Editorial

By connecting, each one of us can do good wherever we are
by Ruth Oniang’o

Recent events have made many of us experience both highs and lows emotionally.

As I prepare the editorial for this issue, the Malaysian Jet Flight MH 370 has not yet been traced. As someone who travels a lot by air, I never take my safety for granted. I really feel for the passengers as only they know what happened. We feel for their loved ones too, as they yearn to know what happened; they just cannot move on or do anything until they know. But who will tell them? I always marvel at how a plane can stay up in the air, for hours, flying over vast land and forests and expansive seas. I find it so amazing that when we land I normally say a prayer: Thank you God.

Not knowing must be a terrible emotional state to be in. The Boeing 777 is state- of- the art plane, all automated, and flight MH 370 was manned by an experienced Captain, the weather was clear on take-off, and then it just vanished. Where is it? Where are all the 239 souls? What must the loved ones be going through? It is hard to imagine.

Each one of us can help by connecting with the missing passengers, spiritually, whether we know them or not. The loved ones, the airline management, the makers of the aircraft, would- be passengers and virtually everyone deserves to know what surely has happened. What else can we do? At the end of the day we are just humans. I have taken this very personally and put the whole issue in my deep thoughts. While all this was going on, another piece of news came my way.

Prof. Isaac Akinyele of the University of Ibadan, Nigeria died suddenly. A professor of food and nutritional sciences and with wide international reach had died following high blood pressure and diabetes complications. I have known Prof Akinyele for many years, and have found ourselves addressing similar issues in the food and nutrition space. I feel for his family and pray for comfort and strength for them to be able to move on. He has also left colleagues in both Nigeria and other parts of the world; he has left students some of whom tell me already of their disappointment at his early departure. We have created a page on our journal website to honour and remember him.

Prof Akinyele, do rest in peace and let us all who care for you stay connected with you in spirit. I believe even in death one is never alone.

I must surely end this editorial on a positive note. The achievement of young Kenyan, Lupita Nyong’o, cannot go unmentioned. It did not come as easily as it sounded or looked. Although only 29, and winning at first nomination, Lupita struggled in Kenya to become an actor, but even with supportive well placed parents, she had to leave Kenya in order to make it. Lupita proudly brings to Kenya the first Oscar ever. I am proud of her. I do not know Lupita personally, but I feel like I do. She is a role model for the many struggling but hopeful young people out there.

She landed a role in Twelve Years a Slave, based on a true story and directed by Steve McQueen who became the first black director to win an Oscar.
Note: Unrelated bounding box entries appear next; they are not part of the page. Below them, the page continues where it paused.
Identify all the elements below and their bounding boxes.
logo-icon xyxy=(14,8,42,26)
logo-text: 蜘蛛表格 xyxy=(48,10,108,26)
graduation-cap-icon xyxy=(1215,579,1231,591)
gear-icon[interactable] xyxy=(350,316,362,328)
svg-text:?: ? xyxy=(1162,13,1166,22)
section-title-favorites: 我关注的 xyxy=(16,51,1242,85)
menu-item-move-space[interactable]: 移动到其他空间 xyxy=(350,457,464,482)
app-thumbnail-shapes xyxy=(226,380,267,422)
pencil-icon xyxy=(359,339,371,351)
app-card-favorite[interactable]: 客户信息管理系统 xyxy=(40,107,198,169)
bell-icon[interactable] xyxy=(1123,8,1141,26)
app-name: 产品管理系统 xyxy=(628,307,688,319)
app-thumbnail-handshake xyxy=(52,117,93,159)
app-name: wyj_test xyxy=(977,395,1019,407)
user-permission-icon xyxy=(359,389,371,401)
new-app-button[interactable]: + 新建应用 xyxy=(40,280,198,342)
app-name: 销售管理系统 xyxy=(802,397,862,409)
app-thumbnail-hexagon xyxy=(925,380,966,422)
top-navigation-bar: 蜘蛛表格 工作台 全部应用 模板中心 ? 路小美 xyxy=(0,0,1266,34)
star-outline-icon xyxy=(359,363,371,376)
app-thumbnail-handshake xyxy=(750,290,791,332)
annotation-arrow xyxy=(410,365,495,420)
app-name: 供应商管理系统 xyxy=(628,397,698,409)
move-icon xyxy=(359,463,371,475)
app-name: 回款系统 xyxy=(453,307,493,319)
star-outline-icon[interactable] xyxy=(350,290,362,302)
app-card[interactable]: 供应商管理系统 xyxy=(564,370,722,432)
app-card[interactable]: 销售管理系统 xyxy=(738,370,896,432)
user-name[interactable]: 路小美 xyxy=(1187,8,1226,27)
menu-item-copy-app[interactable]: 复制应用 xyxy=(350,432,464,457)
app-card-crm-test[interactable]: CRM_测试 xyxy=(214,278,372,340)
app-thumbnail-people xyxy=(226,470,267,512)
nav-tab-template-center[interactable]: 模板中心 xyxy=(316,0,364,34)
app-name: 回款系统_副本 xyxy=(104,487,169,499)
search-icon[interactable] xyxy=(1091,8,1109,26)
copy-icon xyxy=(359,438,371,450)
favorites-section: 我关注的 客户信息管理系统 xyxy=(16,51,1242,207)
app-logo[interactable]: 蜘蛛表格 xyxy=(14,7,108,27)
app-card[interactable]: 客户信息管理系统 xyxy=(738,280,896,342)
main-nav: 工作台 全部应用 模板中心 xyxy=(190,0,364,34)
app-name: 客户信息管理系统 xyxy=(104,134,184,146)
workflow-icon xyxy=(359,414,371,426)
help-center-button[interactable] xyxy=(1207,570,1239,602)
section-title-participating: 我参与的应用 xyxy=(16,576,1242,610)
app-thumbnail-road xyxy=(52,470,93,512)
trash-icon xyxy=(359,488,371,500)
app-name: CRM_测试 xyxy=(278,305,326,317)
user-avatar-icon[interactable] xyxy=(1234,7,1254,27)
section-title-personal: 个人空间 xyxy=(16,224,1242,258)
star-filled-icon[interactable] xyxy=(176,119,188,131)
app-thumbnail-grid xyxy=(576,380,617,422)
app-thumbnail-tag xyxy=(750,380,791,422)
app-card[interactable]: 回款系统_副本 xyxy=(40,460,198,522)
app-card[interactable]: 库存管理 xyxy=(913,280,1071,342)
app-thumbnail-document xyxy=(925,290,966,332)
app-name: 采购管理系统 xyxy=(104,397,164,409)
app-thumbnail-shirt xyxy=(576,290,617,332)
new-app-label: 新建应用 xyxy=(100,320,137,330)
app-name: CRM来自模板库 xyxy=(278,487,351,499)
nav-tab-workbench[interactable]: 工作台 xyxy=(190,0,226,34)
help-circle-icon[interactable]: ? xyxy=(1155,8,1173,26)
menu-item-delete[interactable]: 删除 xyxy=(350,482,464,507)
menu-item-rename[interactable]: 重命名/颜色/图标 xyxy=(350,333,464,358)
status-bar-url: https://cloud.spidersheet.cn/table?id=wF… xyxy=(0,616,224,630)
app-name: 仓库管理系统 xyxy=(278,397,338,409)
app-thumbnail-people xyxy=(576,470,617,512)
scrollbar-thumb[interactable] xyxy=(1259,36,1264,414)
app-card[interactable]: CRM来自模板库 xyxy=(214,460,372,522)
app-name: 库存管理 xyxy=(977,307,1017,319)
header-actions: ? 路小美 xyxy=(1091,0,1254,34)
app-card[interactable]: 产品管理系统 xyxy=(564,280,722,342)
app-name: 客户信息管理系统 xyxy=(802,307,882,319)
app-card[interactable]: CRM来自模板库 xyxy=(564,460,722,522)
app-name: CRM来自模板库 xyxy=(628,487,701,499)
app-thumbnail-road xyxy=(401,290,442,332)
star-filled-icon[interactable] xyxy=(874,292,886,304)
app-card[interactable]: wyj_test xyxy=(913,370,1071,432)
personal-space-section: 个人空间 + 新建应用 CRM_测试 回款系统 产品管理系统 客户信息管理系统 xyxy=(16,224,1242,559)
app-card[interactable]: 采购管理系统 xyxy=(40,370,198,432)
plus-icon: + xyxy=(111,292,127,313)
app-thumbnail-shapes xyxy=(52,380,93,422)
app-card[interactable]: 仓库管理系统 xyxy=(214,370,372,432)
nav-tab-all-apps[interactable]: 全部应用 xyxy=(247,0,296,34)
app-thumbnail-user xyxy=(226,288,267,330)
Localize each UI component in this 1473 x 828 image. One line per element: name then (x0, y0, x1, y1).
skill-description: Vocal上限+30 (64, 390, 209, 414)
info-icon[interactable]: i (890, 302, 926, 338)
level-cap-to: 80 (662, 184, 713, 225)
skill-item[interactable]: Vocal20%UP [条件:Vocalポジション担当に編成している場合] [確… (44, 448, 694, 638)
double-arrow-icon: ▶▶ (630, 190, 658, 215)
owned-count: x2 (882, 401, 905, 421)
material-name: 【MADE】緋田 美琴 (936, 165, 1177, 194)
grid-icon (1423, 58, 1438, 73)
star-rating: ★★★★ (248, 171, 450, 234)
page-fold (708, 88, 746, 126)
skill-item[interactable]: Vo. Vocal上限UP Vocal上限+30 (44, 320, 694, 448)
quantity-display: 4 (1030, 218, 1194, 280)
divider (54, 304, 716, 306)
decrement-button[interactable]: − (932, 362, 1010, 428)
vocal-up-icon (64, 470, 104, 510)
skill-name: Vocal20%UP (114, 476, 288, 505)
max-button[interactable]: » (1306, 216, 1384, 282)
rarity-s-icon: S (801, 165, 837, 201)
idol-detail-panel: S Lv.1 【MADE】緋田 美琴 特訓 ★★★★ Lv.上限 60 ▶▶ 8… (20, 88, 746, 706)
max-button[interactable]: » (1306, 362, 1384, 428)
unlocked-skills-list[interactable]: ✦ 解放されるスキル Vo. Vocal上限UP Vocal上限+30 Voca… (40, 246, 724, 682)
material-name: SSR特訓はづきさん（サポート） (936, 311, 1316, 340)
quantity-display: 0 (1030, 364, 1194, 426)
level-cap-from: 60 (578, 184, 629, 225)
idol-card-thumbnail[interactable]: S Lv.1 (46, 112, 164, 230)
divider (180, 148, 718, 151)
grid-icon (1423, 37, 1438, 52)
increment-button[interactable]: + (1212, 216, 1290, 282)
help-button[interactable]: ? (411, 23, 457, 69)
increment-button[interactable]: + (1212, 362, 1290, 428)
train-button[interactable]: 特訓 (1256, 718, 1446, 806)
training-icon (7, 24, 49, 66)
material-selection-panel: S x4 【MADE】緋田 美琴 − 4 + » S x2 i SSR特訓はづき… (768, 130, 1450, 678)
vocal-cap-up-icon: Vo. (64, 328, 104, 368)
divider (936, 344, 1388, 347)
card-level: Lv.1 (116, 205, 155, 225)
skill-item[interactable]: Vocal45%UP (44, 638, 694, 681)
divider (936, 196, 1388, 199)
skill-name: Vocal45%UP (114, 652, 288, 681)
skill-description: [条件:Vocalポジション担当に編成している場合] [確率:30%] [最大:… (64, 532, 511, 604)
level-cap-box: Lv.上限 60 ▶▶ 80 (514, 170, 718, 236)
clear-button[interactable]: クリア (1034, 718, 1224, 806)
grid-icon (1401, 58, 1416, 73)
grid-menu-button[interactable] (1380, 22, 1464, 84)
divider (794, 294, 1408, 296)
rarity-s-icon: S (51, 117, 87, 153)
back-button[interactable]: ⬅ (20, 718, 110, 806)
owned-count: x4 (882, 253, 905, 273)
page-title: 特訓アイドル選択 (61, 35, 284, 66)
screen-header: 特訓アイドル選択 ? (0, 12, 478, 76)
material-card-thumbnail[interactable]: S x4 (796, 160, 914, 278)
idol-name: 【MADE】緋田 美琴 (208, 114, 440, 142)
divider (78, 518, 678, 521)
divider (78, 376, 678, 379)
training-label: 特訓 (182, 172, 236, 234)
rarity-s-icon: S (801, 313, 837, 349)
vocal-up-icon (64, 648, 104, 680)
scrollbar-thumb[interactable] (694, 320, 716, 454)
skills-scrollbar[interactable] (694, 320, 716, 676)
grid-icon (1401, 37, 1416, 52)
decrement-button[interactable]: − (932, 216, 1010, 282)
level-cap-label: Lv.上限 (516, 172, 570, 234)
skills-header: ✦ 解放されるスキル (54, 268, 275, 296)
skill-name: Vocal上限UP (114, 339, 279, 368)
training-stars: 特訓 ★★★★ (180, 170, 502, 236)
Brad Pitt, Angelina Jolie’s partner bet on this movie, put his money there, acted in it, and it won!

At the end of the day, we are all members of the human race, and modern internet applications are making it possible for us to instantly know and connect with something of interest that may be going on thousands of miles away. AND, one can connect with it and offer emotional support, or feel emotionally uplifted.

Let me end with this picture of African kids, sharing a meal and looking happy. As someone who is always concerned with child hunger and malnutrition, issues that plague the African continent and make our children miserable, I am happy to see happy kids sharing and enjoying food. I lifted the picture from a February 24, 2014 article written by Jaspreet Kindra of IRIN where he was giving credit to Rwanda, which has been highlighted in a UNICEF 2013 Report as having reduced child malnutrition by adopting homegrown solutions.

Children
Children in the Haukongo household share their food
© Jaspreet Kindra/IRIN

Let us all unite to fight child hunger and malnutrition.